RealTime IT News

Amazon Q2: Still King of the E-Commerce Jungle?

E-tail juggernaut Amazon is set to report earnings Thursday afternoon after the market closes, and analysts will be waiting to see if the company can continue to buck the recessionary trend.

Looking at the numbers, analysts polled by Thomson Reuters, are expecting Amazon (NASDAQ: AMZN) to report second-quarter earnings of 31 cents per share on $4.68 billion in revenue, on average.

For the first quarter, Amazon soundly beat estimates, posting net income of $177 million, or 41 cents a share, a 24 percent increase from the same period last year. The company also reported total sales for Q1 of $4.89 billion, up 18 percent from the first quarter in 2008. Analysts were projecting sales of $4.755 billion.

Today's earnings report comes as Amazon continues to extend its reach well beyond its core e-commerce business. It leads in the burgeoning e-reader market after the launch of its Kindle 2 and large-screen DX model, earning a reputation for innovation in the sector.

Additionally, CEO Jeff Bezos recently told investors ventures such as the Amazon Web Services Elastic Compute Cloud (EC2) are proving successful as well. EC2 allows companies to pay for server time in the cloud on a metered basis, instead of buying and maintaining their own. The Seattle, Wash.-based company is also enjoying an 18-percent jump in third-party sellers compared to last year, according to the Amazon chief.

Broadpoint AmTech is expecting Q2 revenue of $4.66 billion, up 15 percent year-over-year, but cites pressure in the digital book market, along with unresolved online sales tax issues in several states as hampering the company's financial health.
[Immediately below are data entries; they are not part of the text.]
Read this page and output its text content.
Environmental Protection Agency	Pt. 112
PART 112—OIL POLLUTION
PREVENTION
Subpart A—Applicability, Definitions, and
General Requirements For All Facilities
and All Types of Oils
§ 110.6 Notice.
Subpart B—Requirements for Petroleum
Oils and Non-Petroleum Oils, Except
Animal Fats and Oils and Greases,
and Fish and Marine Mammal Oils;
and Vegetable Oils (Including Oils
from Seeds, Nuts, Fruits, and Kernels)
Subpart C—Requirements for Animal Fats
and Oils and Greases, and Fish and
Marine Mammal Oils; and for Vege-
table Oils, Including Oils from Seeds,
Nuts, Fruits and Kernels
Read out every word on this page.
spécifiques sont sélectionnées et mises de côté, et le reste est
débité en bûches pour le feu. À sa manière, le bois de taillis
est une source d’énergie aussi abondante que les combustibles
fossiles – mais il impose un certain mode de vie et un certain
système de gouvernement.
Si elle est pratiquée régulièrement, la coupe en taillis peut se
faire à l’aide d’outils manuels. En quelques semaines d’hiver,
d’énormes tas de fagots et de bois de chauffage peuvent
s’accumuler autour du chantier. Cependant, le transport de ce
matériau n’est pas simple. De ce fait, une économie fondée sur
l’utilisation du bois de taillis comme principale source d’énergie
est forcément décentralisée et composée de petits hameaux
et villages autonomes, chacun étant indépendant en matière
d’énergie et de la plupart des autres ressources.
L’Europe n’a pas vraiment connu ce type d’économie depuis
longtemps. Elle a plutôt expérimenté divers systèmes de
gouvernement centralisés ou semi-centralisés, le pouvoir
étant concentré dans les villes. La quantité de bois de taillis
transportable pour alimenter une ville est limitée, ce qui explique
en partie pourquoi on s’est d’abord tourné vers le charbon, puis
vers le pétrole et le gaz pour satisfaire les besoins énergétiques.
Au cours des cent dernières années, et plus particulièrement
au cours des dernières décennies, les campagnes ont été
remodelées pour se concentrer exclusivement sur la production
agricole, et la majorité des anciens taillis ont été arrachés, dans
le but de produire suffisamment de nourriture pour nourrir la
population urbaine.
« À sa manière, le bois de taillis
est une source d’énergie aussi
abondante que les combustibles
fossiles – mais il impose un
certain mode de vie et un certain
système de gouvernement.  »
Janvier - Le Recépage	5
"While the company is off to a strong start in terms of the digital delivery of books, the markets for other media are also key opportunities over the long-term. We anticipate Amazon will come up against many well-funded competitors for delivery of movies, video games, TV shows, and music (all areas where Amazon's efforts have yielded minimal gains thus far)," says a research note issued by Broadpoint AmTech. "Additionally, recent press reports indicate that book publishers may push back on the prices charged for e-Books, which could pressure margins or at least slow the transition to digital."

The sales tax issue

Meanwhile, lawmakers in several states, most recently North Carolina and Rhode Island, say Amazon Associate affiliate programs in their states establishes a physical presence, which means Amazon should be required to collect sales taxes. Amazon's position has been that affiliates do not count as a physical presence that equates to a warehouse or shopping center and has responded by disbanding its affiliates in those states.

"Amazon has responded by canceling its relationships with affiliates in those states, and while we expect it will be able to replace lost traffic via incremental paid search or other advertising, the economics of securing that traffic might not be as good. Investors will be eager to hear any color from management about the impact here," says the Broadpoint AmTech report.

Also of note in terms of the company's bottom line is the recent settlement with Toys "R" Us. In June, Amazon agreed to pay the company $51 million to end a legal dispute that began in 2004 over terms of a partnership between the two firms. Toys "R" Us claimed that Amazon violated the agreement by letting other retailers sell toys at Amazon.com.

The pay out to Toys "R" Us will be made during the current quarter, though it was charged as operating expenses during the second quarter. At the time, Amazon declined to say how the settlement would hurt second-quarter results.